Ata tidak dapat berbicara lagi. Dia sadar, tempat ini tidak asing lagi baginya. Tempat yang selalu dia benci, tempat yang selalu mengekangnya, rumah sakit. Mamanya menjelaskan kalau ada anak laki-laki yang mengantar dia ke rumah sakit, dan dia Cuma bilang semoga kamu cepat sembuh. Ata tak bisa lagi membendung airmatanya. Kenapa Ricky mengingkari janjinya kalau mereka tidak akan kembali ke masa dimana mereka merasa tertekan.
Begitu juga dengan Ricky. Dia kembali ke rumah. Sambutan suka cita dari keluarganya memecah kerinduan keluarganya yang selalu menanti kepulangannya.

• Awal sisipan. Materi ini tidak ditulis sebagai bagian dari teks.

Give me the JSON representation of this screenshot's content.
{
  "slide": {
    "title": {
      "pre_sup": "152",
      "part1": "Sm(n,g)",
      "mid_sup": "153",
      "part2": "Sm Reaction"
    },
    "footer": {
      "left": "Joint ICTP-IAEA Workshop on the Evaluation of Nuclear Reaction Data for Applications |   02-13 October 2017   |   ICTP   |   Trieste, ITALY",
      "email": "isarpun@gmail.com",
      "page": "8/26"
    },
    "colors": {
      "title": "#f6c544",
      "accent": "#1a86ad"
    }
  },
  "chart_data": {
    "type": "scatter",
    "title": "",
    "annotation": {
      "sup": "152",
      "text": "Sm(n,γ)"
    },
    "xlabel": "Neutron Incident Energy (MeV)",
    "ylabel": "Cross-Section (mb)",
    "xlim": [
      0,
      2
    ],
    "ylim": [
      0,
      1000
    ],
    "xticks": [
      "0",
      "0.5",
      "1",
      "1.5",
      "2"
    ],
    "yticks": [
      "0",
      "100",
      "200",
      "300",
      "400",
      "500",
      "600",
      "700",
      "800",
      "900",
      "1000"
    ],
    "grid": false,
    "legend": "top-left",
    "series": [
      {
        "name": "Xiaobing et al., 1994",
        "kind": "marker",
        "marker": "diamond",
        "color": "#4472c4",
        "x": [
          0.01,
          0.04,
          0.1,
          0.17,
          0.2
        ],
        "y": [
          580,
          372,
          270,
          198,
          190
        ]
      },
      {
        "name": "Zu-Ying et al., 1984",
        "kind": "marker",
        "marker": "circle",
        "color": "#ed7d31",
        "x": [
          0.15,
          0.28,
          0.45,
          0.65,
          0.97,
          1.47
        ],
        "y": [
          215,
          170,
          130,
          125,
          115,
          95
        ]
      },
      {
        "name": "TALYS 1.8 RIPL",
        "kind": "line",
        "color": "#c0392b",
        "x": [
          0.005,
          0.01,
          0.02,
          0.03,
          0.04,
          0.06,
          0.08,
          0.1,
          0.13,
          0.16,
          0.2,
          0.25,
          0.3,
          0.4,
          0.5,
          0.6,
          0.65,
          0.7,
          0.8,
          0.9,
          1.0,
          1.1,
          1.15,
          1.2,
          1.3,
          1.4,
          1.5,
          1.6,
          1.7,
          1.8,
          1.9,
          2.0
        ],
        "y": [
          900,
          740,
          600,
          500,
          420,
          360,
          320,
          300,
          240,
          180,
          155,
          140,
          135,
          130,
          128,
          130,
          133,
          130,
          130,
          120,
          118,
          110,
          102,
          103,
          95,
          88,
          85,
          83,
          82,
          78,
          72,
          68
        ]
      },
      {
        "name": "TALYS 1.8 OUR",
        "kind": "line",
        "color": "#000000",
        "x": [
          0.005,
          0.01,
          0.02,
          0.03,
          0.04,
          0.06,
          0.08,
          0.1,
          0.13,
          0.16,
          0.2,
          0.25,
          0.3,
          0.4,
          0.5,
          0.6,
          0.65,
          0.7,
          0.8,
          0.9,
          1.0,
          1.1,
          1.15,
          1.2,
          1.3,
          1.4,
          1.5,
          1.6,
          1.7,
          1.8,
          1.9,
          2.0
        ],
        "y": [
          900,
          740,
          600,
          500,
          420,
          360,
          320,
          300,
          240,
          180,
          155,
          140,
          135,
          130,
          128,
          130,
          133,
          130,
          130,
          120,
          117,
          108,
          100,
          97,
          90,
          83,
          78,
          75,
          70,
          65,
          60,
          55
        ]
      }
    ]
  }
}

Ayahnya berjanji untuk tidak memaksa Ricky lagi untuk jadi dokter.
“Yah, Ricky mau jadi dokter, dokter ahli jantung. Boleh kan?” tiba-tiba Ricky menyampaikan keinginannya sekarang kepada ayahnya yang sangat mengejutkan keluarganya, terutama ayahnya.
Dia menyadari pelukan hangat dari ayah dan keluarganya justru membuatnya merasa bahagia dan damai. Namun ada kebahagiaan yang sangat berarti baginya. Kebahagiaan saat-saat kabur dari rumah dan bertemu Ata. Melewati hari bersama dan juga telah merasa benar mengantarkan Ata ke rumah sakit demi kebaikannya. Karena dia tidak ingin melihat Ata menderita tanpa mendapatkan pertolongan dan perawatan yang semestinya.
“Dia cuma menitipkan ini buat kamu” Suster di rumah sakit itu hanya memberikan Ata selembar kertas dan gantungan kunci lumba-lumba yang terdapat bintang di tengahnya.
“Makasih ya” jawab Ata pelan sambil membuka surat itu dan mulai membacanya.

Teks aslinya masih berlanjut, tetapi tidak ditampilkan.